PRESS
RELEASES:
IT women network their way to the top
![]() |
TUESDAY 14 October 1997
THE AUSTRALIAN Journalist. Philippa Yelland A NETWORKING group for women IT professionals has made its Sydney debut. The group, Women are IT (WIT), aims to encourage women to network their way to the top - just as men do. "Men have a fabulous network in any industry - the old boys' club or whatever you want to call it," said Jenny Barbour, Victorian manager of Netbridge People and one of three WIT conveners. "Women don't, and so they have to create their own network." |
The other two conveners are Madeleine Sanders, project control group manager at IBM Global Services, and Susan Coleman, lT columnist and editor of Coleman's Choice newsletter.

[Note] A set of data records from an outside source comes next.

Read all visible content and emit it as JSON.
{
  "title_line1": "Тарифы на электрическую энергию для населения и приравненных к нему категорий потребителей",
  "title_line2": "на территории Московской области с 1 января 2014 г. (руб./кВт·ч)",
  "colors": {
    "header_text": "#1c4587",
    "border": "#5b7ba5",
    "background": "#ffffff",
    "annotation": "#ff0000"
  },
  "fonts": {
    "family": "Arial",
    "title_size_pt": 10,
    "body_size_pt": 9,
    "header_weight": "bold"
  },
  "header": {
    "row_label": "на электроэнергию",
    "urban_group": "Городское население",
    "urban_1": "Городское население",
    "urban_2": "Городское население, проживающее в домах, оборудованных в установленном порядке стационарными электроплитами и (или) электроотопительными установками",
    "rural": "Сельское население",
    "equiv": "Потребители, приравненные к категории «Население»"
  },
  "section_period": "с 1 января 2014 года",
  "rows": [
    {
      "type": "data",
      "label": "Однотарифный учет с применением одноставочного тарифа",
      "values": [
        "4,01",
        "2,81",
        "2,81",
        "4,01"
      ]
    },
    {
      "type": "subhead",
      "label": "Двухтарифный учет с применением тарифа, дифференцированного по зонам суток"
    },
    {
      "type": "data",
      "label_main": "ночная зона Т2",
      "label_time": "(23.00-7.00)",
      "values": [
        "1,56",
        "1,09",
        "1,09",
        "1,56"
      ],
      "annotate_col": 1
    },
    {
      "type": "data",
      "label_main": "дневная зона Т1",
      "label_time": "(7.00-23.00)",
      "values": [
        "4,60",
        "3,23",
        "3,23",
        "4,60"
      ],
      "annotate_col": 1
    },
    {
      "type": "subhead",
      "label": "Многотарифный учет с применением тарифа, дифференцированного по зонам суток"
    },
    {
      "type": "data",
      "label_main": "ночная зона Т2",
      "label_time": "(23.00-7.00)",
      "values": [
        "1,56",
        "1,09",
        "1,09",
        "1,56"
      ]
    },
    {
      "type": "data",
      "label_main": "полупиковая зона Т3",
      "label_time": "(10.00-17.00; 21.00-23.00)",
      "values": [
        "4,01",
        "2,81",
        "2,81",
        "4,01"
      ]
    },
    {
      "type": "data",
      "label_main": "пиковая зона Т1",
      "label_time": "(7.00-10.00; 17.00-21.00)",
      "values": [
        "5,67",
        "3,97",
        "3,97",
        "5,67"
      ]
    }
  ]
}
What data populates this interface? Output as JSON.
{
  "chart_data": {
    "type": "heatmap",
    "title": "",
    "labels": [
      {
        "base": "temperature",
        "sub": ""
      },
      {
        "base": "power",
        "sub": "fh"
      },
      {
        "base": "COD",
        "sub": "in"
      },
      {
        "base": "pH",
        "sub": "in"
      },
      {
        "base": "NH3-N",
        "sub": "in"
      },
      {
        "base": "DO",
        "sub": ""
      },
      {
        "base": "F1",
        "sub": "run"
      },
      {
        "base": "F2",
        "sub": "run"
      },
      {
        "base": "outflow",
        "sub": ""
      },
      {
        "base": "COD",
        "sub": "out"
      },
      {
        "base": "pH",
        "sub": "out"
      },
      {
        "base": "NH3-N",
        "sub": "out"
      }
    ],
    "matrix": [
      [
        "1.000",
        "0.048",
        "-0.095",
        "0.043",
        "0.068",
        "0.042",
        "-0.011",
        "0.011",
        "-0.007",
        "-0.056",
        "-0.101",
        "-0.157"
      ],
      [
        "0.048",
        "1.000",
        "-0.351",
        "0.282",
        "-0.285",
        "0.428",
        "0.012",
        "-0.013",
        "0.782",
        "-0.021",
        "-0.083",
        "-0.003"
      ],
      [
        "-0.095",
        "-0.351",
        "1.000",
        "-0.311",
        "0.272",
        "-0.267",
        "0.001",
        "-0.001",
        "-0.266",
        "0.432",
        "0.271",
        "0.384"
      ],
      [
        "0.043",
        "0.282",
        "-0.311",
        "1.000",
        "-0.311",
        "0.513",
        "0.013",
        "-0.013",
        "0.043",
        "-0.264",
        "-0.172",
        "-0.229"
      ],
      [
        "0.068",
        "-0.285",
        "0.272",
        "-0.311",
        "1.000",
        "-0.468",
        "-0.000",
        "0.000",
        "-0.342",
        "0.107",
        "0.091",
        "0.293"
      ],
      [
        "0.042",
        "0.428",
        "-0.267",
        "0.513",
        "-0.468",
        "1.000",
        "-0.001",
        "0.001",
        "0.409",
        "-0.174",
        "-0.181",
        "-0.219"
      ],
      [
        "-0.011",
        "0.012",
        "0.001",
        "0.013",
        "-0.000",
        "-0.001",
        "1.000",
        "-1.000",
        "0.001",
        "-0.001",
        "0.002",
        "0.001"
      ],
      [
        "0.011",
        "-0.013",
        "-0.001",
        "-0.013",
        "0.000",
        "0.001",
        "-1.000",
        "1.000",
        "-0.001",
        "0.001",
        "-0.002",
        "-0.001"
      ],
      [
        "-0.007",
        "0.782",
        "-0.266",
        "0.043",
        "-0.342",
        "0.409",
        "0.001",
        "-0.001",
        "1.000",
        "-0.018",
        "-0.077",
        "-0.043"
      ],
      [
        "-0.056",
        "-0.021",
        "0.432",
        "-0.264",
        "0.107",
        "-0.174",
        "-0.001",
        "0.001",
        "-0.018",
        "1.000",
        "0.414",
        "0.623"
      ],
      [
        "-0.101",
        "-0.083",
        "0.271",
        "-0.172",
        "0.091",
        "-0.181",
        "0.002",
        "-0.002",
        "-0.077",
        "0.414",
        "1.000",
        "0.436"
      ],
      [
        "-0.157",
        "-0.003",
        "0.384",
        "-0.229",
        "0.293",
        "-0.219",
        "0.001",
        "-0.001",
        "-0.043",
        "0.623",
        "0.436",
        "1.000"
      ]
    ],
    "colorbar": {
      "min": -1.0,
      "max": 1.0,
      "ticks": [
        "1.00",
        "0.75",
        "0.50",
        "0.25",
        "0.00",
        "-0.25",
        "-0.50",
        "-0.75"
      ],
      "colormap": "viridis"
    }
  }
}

The group began in Melbourne in February, after the three women had seen men networking. "We watched these men. They knew everything about each other even though they were competitors." Ms Barbour said. "It was so obvious they all tap into each other, even if they're in opposition firms"
Four meetings later, the Melbourne group had 350 women on its books. The first Sydney event - the result of requests from many Sydney-based women who had heard of the Melbourne group's activities - was a lunch last week. The speaker was Macquarie Bank's IT director, Gail Burke. It was a sellout, attracting an audience of chief information officers and other senior IT managers.
Ms Burke, arguably the IT user community's most senior woman, said her grandmother and mother, who both had careers, provided her with highly effective role models. Ms Burke said that persistence was the most important attribute for ambitious women. "I kept applying for roles until someone said Yes'," she said. "Pick the firm rather than the job," she added.